村瀬ますみ, 2001. 和歌山県のハマゴウノメイガ.蛾類通信212: 234.
神保宇嗣(2001)長島の昆虫類.長島の自然 瀬戸内海周防灘東部の生物多様性.日本生態学会中国四国地区会報59号:28-37.
富沢 章, 2001. 新種発見のはなし,むしかご通信vol4No4通巻11号:5,石川県ふれあい昆虫館.
石川県,2009.改訂・石川県の絶滅のおそれのある野生生物 いしかわレッドデータブック<動物編>2009 web版,石川県自然保護課.

ハマゴウノメイガ

追記
2009.7.20 津市の白塚海岸、町屋海岸のハマゴウ群落を探したが、見つからなかった。

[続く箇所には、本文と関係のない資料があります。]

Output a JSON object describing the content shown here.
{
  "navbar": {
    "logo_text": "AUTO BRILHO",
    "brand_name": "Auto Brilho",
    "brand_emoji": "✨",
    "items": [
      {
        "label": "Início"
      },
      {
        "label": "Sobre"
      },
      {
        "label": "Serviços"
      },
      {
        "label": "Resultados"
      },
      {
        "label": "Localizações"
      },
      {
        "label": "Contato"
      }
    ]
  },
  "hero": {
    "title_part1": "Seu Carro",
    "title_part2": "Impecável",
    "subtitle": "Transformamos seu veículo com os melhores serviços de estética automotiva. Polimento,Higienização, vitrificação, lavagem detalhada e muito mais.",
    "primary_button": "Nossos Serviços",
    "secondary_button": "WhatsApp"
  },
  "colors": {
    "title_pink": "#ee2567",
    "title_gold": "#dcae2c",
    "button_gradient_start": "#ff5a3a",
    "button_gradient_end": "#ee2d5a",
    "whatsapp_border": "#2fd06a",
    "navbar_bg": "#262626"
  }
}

2009.7.24 鈴鹿市の鼓ヶ浦海岸では見つけられなかったが、四日市市の鈴鹿川派川河口左岸及び吉崎海岸で成虫の生息を確認
2009.7.29 19時前後に吉崎海岸のハマゴウ群生地を歩く。飛び立ったハマゴウノメイガの成虫が葉裏に止まらず、花序の上に静止するのを何度も目撃した。座り込んで眺めていると、暮れゆく薄闇の中をあちこちで飛ぶ立つ成虫の白い姿が見られた。蕾の上に静止しても、成虫の姿は蕾の色と変わらないように思えた。
2009.7.30 吉崎海岸で多数の幼虫と成虫を確認。鈴鹿市の千代崎海岸は砂浜があるというだけで、ハマゴウの自生すら確認できなかった。
2009.8.7夕方 高松海岸のハマゴウ群生地を調べたが、ハマゴウノメイガもツリアブたちも見つけられなかった。
2009.8.16 伊勢市二見町の神前海岸でハマゴウノメイガ成虫と幼虫を確認。度会郡南伊勢町の田曽白浜及び相賀ニワ浜では見つからず。
2009.8.17 志摩市志摩町の片田大野浜及び和具広の浜では見つからず。伊勢市東大淀の海岸では幼虫と成虫を確認。多気郡明和町の大淀海岸では見つからず。松阪市松名瀬町の松名瀬干潟で幼虫を確認。
2009.8.20 芦原海岸では幼虫、成虫共に見つからず。
2009.8.30 吉崎海岸で、幼虫、成虫共に見られず。